An acceptance of this imperfection is one of the theoretical underpinnings behind harm reduction, a framework that can be defined as “an umbrella term for interventions aiming to reduce the problematic effects of behaviors. Most frequently associated with substance use, harm reduction also applies to any decisions that have negative consequences associated with them… At its core, harm reduction supports any steps in the right direction.”
PrEP is harm-reduction. Providing clean razors for cutting or non-suicidal self-injury is harm reduction. So is condom distribution. So are designated drivers. And so is needle exchange.
While so many interventions for people who are suffering focus on ending the risky behavior altogether (like how drug rehab programs have a goal of abstinence), harm reduction focuses on minimizing harm by making other changes. Harm reduction says: “don’t take away the messy ways that people stay alive. Instead make those messy strategies less dangerous.”
While harm reduction is a vision guiding big government and non-profit programs, we can also adopt harm reduction frameworks on a small scale, in our own lives and our approaches to ourselves.
Harm Reduction offers particular gifts to trans survivors.
One way some trauma survivors learn to cope with the pain of trauma is with “black and white thinking” or splitting. Abusers and others often vacillate between telling survivors they are all good and all bad, and so survivors internalize this polarized thinking. These black and white views of people and the world are damaging because they make it hard for trans survivors to accept their wholeness and complexity. Binary thinking also leaves little room for non-binary experiences of gender. So it can cloud and complicate the processes of healing and transitioning for trans survivors.
Harm reduction, in its embrace of gray complexity, can therefore be a powerful countervailing and healing force.
So what does harm reduction look like if we apply it through out our lives?

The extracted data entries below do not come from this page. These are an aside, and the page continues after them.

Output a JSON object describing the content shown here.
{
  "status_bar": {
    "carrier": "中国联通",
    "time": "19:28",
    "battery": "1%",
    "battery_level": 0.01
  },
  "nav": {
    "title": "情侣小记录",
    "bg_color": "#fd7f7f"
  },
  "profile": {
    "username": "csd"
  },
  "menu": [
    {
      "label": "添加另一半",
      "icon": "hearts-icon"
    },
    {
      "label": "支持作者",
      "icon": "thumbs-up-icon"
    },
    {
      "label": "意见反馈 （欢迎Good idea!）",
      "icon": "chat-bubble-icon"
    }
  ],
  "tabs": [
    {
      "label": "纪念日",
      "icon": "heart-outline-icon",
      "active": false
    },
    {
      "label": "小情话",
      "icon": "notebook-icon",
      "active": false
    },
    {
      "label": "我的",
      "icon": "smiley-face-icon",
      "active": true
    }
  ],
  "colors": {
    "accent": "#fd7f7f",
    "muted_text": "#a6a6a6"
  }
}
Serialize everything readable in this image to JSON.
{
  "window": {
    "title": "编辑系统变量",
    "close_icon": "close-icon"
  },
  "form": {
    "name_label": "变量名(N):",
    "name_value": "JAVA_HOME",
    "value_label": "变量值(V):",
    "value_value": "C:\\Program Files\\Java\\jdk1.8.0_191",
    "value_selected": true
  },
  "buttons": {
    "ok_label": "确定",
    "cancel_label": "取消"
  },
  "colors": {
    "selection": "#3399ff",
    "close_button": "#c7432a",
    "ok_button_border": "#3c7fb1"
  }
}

It means celebrating and embracing imperfection and half measures when they are progress over graver harm and deprivation.
For example:
-going to therapy late instead of not going
-making a safety plan for a dangerous relationship
-eating junk food instead of no food
-taking a “bird bath” instead of not bathing at all
-taking safety measures when drinking such as giving away your keys, drinking Gatorade, drinking at home, etc.
-cleaning just a little of the house, washing just a few of the many dishes in the sink
-checking in with a friend when having sex with a stranger or doing sex work to let them know where you’re going
-using PEP and PrEP
-binding or tucking for fewer hours a day, if you’re used to doing so for long hours
-engaging in less risky forms of self-harm or reaching out to friends to make sure you’re okay after self-harming
-working toward forms of work in the underground economy that are might be safer (such as stripping instead of street sex work)
-using opiates in front of friends and having naloxone in hand rather than using alone
-doing just a little exercise rather than none at all
Harm reduction allows us to see beyond the binaries of being good or bad and simply honor how we survive. It allows us to accept that even if we cannot make our lives perfect, we can make them safer. Part of healing is showing up for ourselves—loving ourselves—through that messy process.